Quercus robur ! Je vois qui est cette personne ! Il s’agit du bras droit du père des voyageurs, et parallèlement mon professeur. Son expérience et ses compétences ont été reconnues parmi les miens. Il a donc eu le droit à sa propre retraite en échange de s’occuper de la formation des novices. Ce qui veut dire que sa visite ici date un peu, même s’il est impossible d’évaluer le temps qui s’est écoulé depuis.

 Quoi qu’il en soit, si ce balayeur répond à mes questions, c’est une bonne chose . Le sujet des Gretel a renforcé son côté sérieux, il m’a l’air moins distrait. Je devrais lui poser la question, c’est pourquoi je suis venue ici après tout.

  • J’ai une autre chose à vous demander. Aurez-vous vu une personne borgne, aux cheveux sombres avec le corps couvert de bandages ? Il porte aussi une forte odeur de décomposition.
  • Ah, c’est son odeur ? s’interroge le balayeur. Lorsque je vous ai trouvé dans l’étang, j’étais persuadé que c’était la vôtre.

L’enflure ! Comment ça je pue le cadavre ? Gangrène n’a pas pu déteindre son odeur sur moi ! Quoique, j’ai eu pas mal de contact physiques avec lui lors de notre deuxième voyage. Cependant, je pensais que la douche avait corrigé le parfum pestilentiel qu’il dégage. Quelle erreur de penser que deux séances de lavages corrigeraient entièrement son défaut.

  • J’ai posé une question pour avoir une réponse, pas pour me faire insulter, déclaré-je irritée.
  • Ce physique ne me dit rien, mais je pourrais faire des recherches. Je connais une personne influente, elle saura me répondre.
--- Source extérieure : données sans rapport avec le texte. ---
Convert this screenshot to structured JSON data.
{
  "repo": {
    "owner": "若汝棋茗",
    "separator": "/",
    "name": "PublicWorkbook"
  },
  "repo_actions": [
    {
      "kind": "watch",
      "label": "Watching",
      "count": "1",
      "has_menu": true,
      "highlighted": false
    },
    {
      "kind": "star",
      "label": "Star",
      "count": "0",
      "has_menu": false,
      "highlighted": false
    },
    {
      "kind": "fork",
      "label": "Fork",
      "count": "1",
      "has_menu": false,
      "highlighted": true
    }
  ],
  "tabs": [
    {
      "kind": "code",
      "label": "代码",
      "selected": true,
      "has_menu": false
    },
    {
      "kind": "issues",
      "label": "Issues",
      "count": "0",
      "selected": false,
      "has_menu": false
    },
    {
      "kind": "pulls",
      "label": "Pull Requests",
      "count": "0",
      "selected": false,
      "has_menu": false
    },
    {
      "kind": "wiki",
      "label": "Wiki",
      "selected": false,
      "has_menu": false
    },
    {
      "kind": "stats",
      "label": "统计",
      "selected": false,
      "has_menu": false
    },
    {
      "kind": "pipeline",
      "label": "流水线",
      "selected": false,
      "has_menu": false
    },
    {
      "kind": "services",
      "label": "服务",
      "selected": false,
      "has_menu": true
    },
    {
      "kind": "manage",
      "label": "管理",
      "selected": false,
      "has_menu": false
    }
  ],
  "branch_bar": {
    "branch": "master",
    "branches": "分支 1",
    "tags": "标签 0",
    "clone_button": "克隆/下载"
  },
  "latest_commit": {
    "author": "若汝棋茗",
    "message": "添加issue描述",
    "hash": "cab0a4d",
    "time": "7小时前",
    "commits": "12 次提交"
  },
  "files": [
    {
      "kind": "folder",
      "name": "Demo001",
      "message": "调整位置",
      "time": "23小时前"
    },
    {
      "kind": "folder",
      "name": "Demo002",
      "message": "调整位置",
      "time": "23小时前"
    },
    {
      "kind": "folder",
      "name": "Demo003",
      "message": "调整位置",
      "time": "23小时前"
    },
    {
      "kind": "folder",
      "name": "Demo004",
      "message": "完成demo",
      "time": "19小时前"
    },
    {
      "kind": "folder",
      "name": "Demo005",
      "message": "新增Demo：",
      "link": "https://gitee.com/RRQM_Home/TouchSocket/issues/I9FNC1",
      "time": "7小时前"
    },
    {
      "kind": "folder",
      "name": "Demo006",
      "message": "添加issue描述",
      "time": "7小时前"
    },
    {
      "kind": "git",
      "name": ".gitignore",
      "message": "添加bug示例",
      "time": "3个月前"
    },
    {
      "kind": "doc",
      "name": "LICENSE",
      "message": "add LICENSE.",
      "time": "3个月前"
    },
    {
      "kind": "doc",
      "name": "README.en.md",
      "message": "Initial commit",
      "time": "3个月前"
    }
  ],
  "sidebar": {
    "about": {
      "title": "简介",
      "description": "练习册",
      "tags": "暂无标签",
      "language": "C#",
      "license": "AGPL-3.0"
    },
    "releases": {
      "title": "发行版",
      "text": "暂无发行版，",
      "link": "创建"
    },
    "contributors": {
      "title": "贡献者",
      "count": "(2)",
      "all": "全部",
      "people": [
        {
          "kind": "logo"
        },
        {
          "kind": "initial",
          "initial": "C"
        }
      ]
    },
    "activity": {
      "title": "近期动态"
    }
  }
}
Le soulagement expulse un soupir de mes lèvres. Ce Gaston est peut-être une personne énervante, et pourtant son aide m’est toujours proposée. Quelle étrange personne.

  • En attendant, il serait temps pour vous de prendre votre repas, continue l’esprit à tout faire.
  • Hein ? m’écrié-je étonnée. Je vous remercie, mais tout va bien, je n’ai pas faim.
  • Inutile de le cacher, votre ventre crie famine. Je l’ai entendu pendant que je vous déshabillais.

Il était obligé de remettre cette situation sur le tapis ?

  • V-Vraiment, dis-je en cachant ma gêne, je vais b…

J’interromps mes paroles, surprise par la réaction du balayeur. Sa main me saisi le poignet droit avec ferveur, serrant légèrement mes os.

  • C’est impoli envers votre sauveur, acceptez le repas que je vous donne, il n’y a pas de poison. C’est pour votre bien.
  • Et me serrer le poignet, c’est pour mon bien aussi ? répliqué-je avec peur et colère.

L’étreinte se resserre, je lâche un petit cri de douleur.

  • Regardez-vous et contemplez votre faiblesse. Dans cet état, vous n’arriverez à rien. Prenez le chemin qui mène à votre droite, puis entrez dans une salle à deux doubles portes sur la gauche. On vous donnera votre repas et vous le mangerez, ordonne Gaston.

Le balayeur retire sa main, saisit son outil puis quitte la cour. Ses pas l’amènent vers la destination qu’il m’a sommé d’entreprendre. Je le regarde s’éloigner, sans dire un mot, les muscles tremblants.